Il premio Nobel Venki Ramakrishnan ha espresso sentimenti contrastanti: «Da un lato, l’azione israeliana su Gaza è stata enormemente sproporzionata, causando migliaia di vittime civili. Dall’altro, molti accademici israeliani che conosco sono critici verso Netanyahu: un boicottaggio li penalizzerebbe ingiustamente».
Diversa la posizione dello storico israeliano Ilan Pappé, secondo cui la maggioranza del mondo accademico israeliano non si oppone al sistema e collabora con le strutture militari e di sicurezza del Paese: «Il boicottaggio è una conversazione dura ma necessaria, che mette in luce la responsabilità delle università come parte organica di un sistema oppressivo».

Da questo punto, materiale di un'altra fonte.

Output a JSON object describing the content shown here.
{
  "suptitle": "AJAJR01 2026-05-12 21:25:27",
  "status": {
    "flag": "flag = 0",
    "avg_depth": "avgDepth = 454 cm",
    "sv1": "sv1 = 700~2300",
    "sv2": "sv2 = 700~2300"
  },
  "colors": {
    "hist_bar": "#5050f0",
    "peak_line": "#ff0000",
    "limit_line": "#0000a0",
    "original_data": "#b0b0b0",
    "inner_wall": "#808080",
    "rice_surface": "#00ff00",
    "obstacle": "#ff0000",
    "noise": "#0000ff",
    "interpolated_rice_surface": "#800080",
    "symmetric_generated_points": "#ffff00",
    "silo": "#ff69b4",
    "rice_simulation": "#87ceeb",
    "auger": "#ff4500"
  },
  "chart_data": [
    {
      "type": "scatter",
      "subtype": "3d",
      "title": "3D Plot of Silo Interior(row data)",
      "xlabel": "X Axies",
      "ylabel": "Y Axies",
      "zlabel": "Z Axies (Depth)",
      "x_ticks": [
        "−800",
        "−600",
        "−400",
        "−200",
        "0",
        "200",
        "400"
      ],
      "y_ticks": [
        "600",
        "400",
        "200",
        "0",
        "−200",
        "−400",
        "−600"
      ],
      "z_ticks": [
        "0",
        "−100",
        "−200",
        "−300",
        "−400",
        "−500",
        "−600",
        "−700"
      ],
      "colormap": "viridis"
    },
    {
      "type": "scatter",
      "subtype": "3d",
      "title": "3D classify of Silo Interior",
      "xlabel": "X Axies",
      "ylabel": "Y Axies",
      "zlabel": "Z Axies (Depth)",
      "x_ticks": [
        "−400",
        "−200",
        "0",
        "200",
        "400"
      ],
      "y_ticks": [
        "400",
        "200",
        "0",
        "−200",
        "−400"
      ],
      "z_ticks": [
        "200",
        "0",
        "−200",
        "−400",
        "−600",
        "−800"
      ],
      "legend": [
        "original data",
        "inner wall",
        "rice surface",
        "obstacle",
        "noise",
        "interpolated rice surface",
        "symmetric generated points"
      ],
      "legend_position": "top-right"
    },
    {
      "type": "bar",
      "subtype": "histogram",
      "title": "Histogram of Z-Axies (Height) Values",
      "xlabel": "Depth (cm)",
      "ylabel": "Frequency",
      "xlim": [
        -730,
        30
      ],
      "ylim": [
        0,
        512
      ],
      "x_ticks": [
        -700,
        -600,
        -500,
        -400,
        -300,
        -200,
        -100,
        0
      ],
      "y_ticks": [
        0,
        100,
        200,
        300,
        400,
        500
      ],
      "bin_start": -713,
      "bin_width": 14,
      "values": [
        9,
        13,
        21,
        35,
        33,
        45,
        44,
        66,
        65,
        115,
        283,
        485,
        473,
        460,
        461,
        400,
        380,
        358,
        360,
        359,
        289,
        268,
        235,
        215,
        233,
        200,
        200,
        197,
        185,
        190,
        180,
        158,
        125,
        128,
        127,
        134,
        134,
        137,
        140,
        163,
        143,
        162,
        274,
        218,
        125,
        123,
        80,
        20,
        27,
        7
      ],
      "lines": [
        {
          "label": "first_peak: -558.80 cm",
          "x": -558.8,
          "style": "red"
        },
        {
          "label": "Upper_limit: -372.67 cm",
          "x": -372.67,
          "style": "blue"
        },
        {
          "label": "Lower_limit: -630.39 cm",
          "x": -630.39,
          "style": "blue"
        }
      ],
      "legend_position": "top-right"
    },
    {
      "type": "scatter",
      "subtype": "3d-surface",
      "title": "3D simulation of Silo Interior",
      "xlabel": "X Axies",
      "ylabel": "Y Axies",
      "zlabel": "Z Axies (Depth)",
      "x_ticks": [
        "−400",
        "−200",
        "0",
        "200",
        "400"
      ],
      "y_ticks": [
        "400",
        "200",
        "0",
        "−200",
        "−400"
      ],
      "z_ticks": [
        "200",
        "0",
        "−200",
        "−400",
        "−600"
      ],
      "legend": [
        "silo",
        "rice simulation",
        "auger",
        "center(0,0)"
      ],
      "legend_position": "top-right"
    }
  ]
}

Anche Ghassan Soleiman Abu-Sittah, chirurgo britannico-palestinese e rettore dell’Università di Glasgow, ha denunciato il blocco delle iniziative da parte degli organi dirigenti delle università britanniche, ma ha sottolineato che sempre più ricercatori scelgono autonomamente di non intrattenere progetti comuni con Israele: «L’indignazione morale per quello che accade sta spingendo molti a prendere decisioni personali».

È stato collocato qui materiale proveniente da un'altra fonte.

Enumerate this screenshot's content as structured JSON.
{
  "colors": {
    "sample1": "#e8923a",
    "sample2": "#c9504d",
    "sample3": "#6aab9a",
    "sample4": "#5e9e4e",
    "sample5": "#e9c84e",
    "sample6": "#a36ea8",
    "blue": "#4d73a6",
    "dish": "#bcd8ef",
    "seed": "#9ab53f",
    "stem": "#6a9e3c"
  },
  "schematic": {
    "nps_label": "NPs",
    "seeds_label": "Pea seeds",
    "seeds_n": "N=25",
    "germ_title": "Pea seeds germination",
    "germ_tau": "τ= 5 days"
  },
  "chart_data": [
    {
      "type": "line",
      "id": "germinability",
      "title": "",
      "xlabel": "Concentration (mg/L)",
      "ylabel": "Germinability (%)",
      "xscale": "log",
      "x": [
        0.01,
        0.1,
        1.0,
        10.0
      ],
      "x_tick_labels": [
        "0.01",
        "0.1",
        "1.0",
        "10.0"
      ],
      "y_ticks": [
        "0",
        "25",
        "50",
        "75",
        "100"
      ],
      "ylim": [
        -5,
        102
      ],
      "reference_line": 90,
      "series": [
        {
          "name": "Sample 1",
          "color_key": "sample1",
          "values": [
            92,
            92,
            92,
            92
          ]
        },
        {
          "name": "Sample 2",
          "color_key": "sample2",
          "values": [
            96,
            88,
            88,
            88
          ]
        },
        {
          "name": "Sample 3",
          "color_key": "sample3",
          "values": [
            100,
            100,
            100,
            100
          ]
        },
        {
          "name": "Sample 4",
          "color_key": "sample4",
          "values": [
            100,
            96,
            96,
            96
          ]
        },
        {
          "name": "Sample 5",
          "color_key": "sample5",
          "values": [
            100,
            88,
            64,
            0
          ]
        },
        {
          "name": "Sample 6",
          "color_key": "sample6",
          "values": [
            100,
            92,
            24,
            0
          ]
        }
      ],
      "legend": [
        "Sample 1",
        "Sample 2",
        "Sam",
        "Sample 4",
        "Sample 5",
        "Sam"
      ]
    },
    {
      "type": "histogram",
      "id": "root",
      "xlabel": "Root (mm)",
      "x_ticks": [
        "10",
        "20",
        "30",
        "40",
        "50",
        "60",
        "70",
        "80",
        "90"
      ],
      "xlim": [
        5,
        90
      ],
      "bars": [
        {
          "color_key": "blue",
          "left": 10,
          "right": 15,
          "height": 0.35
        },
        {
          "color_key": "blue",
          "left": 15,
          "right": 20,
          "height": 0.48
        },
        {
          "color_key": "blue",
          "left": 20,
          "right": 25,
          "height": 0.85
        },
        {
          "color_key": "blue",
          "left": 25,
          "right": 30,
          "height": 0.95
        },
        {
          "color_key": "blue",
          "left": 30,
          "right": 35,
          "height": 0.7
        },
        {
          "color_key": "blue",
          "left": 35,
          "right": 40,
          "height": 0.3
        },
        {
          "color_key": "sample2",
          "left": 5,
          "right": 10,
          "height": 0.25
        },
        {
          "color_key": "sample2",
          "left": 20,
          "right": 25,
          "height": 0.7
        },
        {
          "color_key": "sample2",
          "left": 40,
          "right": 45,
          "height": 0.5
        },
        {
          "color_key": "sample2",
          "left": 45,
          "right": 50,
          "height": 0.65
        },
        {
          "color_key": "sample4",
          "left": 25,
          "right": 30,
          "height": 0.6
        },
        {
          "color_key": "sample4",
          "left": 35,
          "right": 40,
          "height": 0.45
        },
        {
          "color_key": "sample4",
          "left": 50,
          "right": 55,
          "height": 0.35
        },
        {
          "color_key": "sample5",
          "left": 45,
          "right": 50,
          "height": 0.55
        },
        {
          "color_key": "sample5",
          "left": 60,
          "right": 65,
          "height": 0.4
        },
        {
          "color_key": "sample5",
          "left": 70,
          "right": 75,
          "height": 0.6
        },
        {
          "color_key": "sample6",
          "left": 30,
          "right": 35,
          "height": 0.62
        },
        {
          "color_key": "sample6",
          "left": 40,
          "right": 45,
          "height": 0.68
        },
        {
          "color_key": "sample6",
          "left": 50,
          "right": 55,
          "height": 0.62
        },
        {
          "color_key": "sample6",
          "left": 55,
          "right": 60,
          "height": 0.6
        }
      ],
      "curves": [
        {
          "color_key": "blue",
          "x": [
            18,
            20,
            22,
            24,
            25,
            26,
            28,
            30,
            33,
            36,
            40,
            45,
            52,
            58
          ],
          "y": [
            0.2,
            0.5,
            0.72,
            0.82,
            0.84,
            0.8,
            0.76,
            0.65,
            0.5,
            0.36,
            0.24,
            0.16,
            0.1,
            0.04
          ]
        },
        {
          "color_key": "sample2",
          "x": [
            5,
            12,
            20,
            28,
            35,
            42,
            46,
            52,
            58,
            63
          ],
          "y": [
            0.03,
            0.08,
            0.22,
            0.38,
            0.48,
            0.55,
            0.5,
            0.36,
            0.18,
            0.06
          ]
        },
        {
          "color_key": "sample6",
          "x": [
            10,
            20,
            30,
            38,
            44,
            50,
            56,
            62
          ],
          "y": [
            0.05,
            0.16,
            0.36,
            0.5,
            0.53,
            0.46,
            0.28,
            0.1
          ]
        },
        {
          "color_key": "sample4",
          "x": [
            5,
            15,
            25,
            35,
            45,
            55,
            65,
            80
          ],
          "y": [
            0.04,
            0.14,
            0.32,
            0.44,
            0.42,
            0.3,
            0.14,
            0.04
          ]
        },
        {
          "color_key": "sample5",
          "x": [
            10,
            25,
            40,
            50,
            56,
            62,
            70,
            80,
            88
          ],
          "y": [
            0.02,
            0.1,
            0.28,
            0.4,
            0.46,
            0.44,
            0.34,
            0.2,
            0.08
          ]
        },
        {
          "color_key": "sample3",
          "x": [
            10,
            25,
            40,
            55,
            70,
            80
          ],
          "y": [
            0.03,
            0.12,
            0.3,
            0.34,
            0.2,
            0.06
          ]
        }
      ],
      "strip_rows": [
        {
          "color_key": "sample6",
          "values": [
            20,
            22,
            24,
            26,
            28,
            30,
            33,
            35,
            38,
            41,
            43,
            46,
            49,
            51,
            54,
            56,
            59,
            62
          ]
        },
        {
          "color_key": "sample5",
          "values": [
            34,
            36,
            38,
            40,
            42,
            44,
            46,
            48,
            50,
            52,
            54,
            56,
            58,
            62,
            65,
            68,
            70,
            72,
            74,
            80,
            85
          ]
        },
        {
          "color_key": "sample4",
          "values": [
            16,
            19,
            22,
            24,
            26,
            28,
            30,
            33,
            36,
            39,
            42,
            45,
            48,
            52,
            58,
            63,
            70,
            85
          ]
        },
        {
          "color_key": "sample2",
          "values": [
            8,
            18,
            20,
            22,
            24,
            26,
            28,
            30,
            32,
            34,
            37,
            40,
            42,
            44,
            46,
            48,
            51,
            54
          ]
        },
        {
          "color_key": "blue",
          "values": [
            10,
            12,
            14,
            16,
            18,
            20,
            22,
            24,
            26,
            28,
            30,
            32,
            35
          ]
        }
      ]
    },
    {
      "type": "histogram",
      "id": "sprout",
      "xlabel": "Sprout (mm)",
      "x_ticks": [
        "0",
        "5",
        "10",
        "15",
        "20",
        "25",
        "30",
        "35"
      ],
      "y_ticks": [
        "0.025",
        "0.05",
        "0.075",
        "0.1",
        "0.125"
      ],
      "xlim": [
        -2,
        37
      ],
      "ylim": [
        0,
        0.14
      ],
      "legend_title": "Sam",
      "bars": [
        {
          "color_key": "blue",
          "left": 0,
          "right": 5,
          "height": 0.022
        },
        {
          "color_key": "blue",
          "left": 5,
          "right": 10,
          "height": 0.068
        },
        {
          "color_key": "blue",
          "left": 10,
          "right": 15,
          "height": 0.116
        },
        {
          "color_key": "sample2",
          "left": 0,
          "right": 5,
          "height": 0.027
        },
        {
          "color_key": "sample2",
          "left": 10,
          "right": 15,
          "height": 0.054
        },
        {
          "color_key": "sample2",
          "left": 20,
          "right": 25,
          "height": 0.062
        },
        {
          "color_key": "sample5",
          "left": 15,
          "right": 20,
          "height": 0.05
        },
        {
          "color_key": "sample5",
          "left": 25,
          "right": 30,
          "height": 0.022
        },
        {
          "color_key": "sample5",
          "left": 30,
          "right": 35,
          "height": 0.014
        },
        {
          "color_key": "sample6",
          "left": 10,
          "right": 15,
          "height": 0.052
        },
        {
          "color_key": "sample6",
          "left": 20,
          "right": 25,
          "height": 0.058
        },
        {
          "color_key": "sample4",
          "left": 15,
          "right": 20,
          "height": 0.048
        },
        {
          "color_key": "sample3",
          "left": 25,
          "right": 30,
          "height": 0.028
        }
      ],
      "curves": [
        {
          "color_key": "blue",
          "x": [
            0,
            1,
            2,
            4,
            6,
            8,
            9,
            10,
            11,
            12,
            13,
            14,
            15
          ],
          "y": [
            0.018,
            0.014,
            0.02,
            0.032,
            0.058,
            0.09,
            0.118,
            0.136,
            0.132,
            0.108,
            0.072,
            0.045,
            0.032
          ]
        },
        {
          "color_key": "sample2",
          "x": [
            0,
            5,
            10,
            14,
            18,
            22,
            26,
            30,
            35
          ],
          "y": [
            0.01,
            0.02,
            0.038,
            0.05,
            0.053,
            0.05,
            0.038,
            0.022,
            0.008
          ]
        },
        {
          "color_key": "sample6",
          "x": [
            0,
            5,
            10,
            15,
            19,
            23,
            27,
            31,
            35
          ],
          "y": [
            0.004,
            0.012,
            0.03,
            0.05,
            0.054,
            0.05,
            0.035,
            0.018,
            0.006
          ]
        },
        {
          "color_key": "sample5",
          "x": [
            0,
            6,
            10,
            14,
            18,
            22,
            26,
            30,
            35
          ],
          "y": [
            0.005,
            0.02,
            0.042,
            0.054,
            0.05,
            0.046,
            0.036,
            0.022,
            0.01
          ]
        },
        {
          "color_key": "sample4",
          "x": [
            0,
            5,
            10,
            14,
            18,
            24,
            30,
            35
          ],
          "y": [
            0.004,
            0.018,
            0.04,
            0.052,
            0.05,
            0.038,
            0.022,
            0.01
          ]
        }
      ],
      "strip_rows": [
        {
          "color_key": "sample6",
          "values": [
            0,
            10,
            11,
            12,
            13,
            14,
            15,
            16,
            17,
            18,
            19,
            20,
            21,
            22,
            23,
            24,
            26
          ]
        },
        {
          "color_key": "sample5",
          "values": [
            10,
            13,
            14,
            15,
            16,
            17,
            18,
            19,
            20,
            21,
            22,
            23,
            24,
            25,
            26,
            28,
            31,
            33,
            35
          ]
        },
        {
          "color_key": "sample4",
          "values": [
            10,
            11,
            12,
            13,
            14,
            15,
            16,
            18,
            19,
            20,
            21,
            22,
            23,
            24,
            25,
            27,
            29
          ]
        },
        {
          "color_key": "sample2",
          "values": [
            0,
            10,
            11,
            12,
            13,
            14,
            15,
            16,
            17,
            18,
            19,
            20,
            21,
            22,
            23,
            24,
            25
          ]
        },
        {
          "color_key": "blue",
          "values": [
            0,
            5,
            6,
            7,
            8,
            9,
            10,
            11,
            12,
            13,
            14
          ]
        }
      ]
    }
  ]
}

Gli effetti di questi boicottaggi sull’accademia israeliana restano dibattuti. Alcuni sostengono che non vi sia un impatto rilevante, ma altri avvertono che il protrarsi del movimento potrebbe avere conseguenze significative, soprattutto in Europa e nelle università statunitensi.
La questione dei finanziamenti è cruciale: dal 2021 Israele ha ricevuto 875,9 milioni di euro dal programma europeo Horizon Europe. Nel luglio 2025 la Commissione europea ha proposto una sospensione parziale dei fondi, in particolare per progetti legati a tecnologie a duplice uso come droni, cybersicurezza e intelligenza artificiale. Sebbene la misura non sembri imminente, resta il rischio che Israele venga escluso dal programma successivo, previsto per il 2028.
Il governo israeliano ha già destinato 22 milioni di euro per contrastare il boicottaggio accademico, segno che la pressione comincia a farsi sentire. Nel 2025, ad esempio, solo 10 ricercatori israeliani hanno ottenuto i finanziamenti iniziali del Consiglio europeo della ricerca, contro i 30 dell’anno precedente.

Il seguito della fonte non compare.